What the fuck? Who knew my name? Who knew I would be standing right here at this urinal? Am I that stoned? I shook and zipped myself up. It's a joke. Somebody in the band...playing a stupid prank. Nevertheless, I made my way out of the dank bar into the chilly alley. Nobody there. I chuckled, lighting a smoke. As I turned to re-enter the bar, a voice softly sounded from behind a dumpster.
"Arthur."
A hooded figure emerged, shadowed and ephereal. I smiled; this was a good prank. The figure lifted the hood, and I beheld a vision of beauty.
Here was a woman, young, with light reflecting from her porcelain skin. Her hair was light ash, her eyes colored gems, her lips ruby red. She had a young, full face and a full figure to match. She was heavenly.
"Who are you?" I asked, removing my sunglasses and running a hand through my black hair. I suddenly wished I wasn't so drunk, or so pale, or so thin, or so wasted of life.
"Don't fret, Arthur. I've been watching you. You're ready, now, I think."
"Ready for what?" I asked, suddenly sober. Awed. Transfixed. My God, there were no words.
"There are no words for what I can offer you," the woman responded. I immediately sensed her reaching into my mind, fingering every sad memory. She grasped a hold of one memory, holier than the rest, even more tender. Candles, shadows, a bed, rumpled sheets, Rachel lying in pools of blood, open wrists, my sobbing, and those words, "Why, Rachel? Why?"
The glowing woman was silent as she wrapped herself around this memory.
"Rachel couldn't stop herself, Arthur. The poison had caught hold of her, and she could not forgive herself. She is at peace, now."
How did this woman know about the heroin addiction? How did she know about Rachel's tortured inner self? I asked these questions in my mind, and the woman simply smiled.
"It's time, Arthur. She's waiting."
Rachel-the summer of my life. Dark, funny, mysterious. She was Greek, with olive skin and liquid eyes and full lips, and hair that trembled and curled to the small of her back. We met in the spring years before and fell violently in love. The heroin only enhanced our love, until Rachel began to fade. Insanity breached our fortress. I got off the heroin, replacing it with alcohol. Rachel couldn't stop. And when her veins had collapsed, and her eyes had lost their light, and her hair had fallen out, and her limbs ached, and the tests came back positive for HIV, she couldn't go on. So, she had made our bed a shrine, and laid herself on it, and lit candles, said Hail Marys, and opened her withered flesh for release.
These memories came back over me in a great tidal eclipse, and I fell to my knees. The lesions on my legs split, and a grasped a lock of my own hair, only to see it fall out in my hands. For the first time since my diagnosis, I began to weep, and those tears felt like daggers rolling down my cheeks.
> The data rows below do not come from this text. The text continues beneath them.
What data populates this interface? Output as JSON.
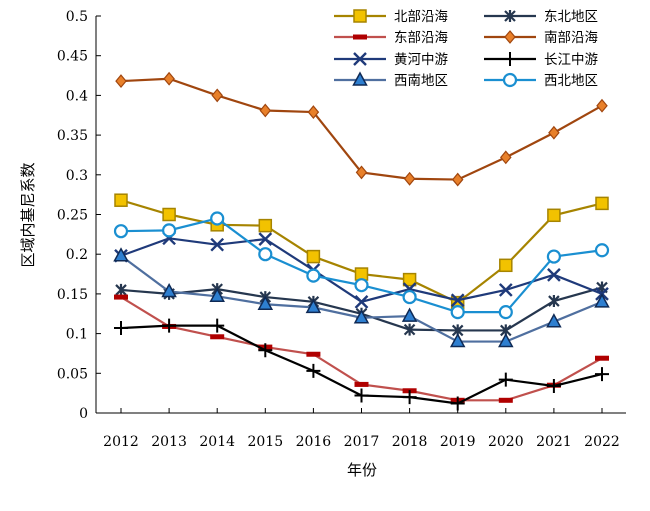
{
  "chart_data": {
    "type": "line",
    "title": "",
    "xlabel": "年份",
    "ylabel": "区域内基尼系数",
    "ylim": [
      0,
      0.5
    ],
    "y_ticks": [
      "0",
      "0.05",
      "0.1",
      "0.15",
      "0.2",
      "0.25",
      "0.3",
      "0.35",
      "0.4",
      "0.45",
      "0.5"
    ],
    "categories": [
      "2012",
      "2013",
      "2014",
      "2015",
      "2016",
      "2017",
      "2018",
      "2019",
      "2020",
      "2021",
      "2022"
    ],
    "grid": false,
    "legend_position": "top-right",
    "series": [
      {
        "name": "北部沿海",
        "color": "#a68400",
        "marker": "square",
        "values": [
          0.268,
          0.25,
          0.237,
          0.236,
          0.197,
          0.175,
          0.168,
          0.139,
          0.186,
          0.249,
          0.264
        ]
      },
      {
        "name": "东北地区",
        "color": "#26374f",
        "marker": "asterisk",
        "values": [
          0.155,
          0.15,
          0.156,
          0.146,
          0.14,
          0.125,
          0.105,
          0.104,
          0.104,
          0.141,
          0.158
        ]
      },
      {
        "name": "东部沿海",
        "color": "#c0504d",
        "marker": "dash",
        "values": [
          0.146,
          0.109,
          0.096,
          0.083,
          0.074,
          0.036,
          0.028,
          0.016,
          0.016,
          0.035,
          0.069
        ]
      },
      {
        "name": "南部沿海",
        "color": "#a0460f",
        "marker": "diamond",
        "values": [
          0.418,
          0.421,
          0.4,
          0.381,
          0.379,
          0.303,
          0.295,
          0.294,
          0.322,
          0.353,
          0.387
        ]
      },
      {
        "name": "黄河中游",
        "color": "#1f3a7a",
        "marker": "x",
        "values": [
          0.198,
          0.22,
          0.212,
          0.219,
          0.18,
          0.14,
          0.156,
          0.142,
          0.155,
          0.174,
          0.15
        ]
      },
      {
        "name": "长江中游",
        "color": "#000000",
        "marker": "plus",
        "values": [
          0.107,
          0.11,
          0.11,
          0.079,
          0.053,
          0.022,
          0.02,
          0.012,
          0.042,
          0.034,
          0.049
        ]
      },
      {
        "name": "西南地区",
        "color": "#4f6f9f",
        "marker": "triangle",
        "values": [
          0.198,
          0.153,
          0.147,
          0.137,
          0.133,
          0.12,
          0.122,
          0.09,
          0.09,
          0.115,
          0.14
        ]
      },
      {
        "name": "西北地区",
        "color": "#1a8fd1",
        "marker": "circle",
        "values": [
          0.229,
          0.23,
          0.245,
          0.2,
          0.173,
          0.161,
          0.146,
          0.127,
          0.127,
          0.197,
          0.205
        ]
      }
    ]
  }
}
"Please. Help me," I begged, all of my sores opened and bleeding. I felt like Christ.
The woman came and wrapped her great cloak around me, and I fell into her bosom, and wept myself clean. And ever so gently, the woman brushed the hair from my nape and bit, deep into the red poison of my blood. I felt no pain. The woman drank deeply, and as the life ebbed from me, she lay me down on the pavement, and held me in her arms. I knew what she was. But she was not as one would imagine; she was not evil or tainted. She was pure and innocent and fragile.
So, I smiled a smile of great relief, and felt something warm wash over me. It was the air, the molecules, the light. Everything was shifting and becoming translucent, and the Angel of Death reflected joy into my eyes, until it all become indistinguishable.
And then, there was only one voice. Rachel's voice.
"Arthur. You've come home."
There is no deeper breath than the breath taken by the dying man.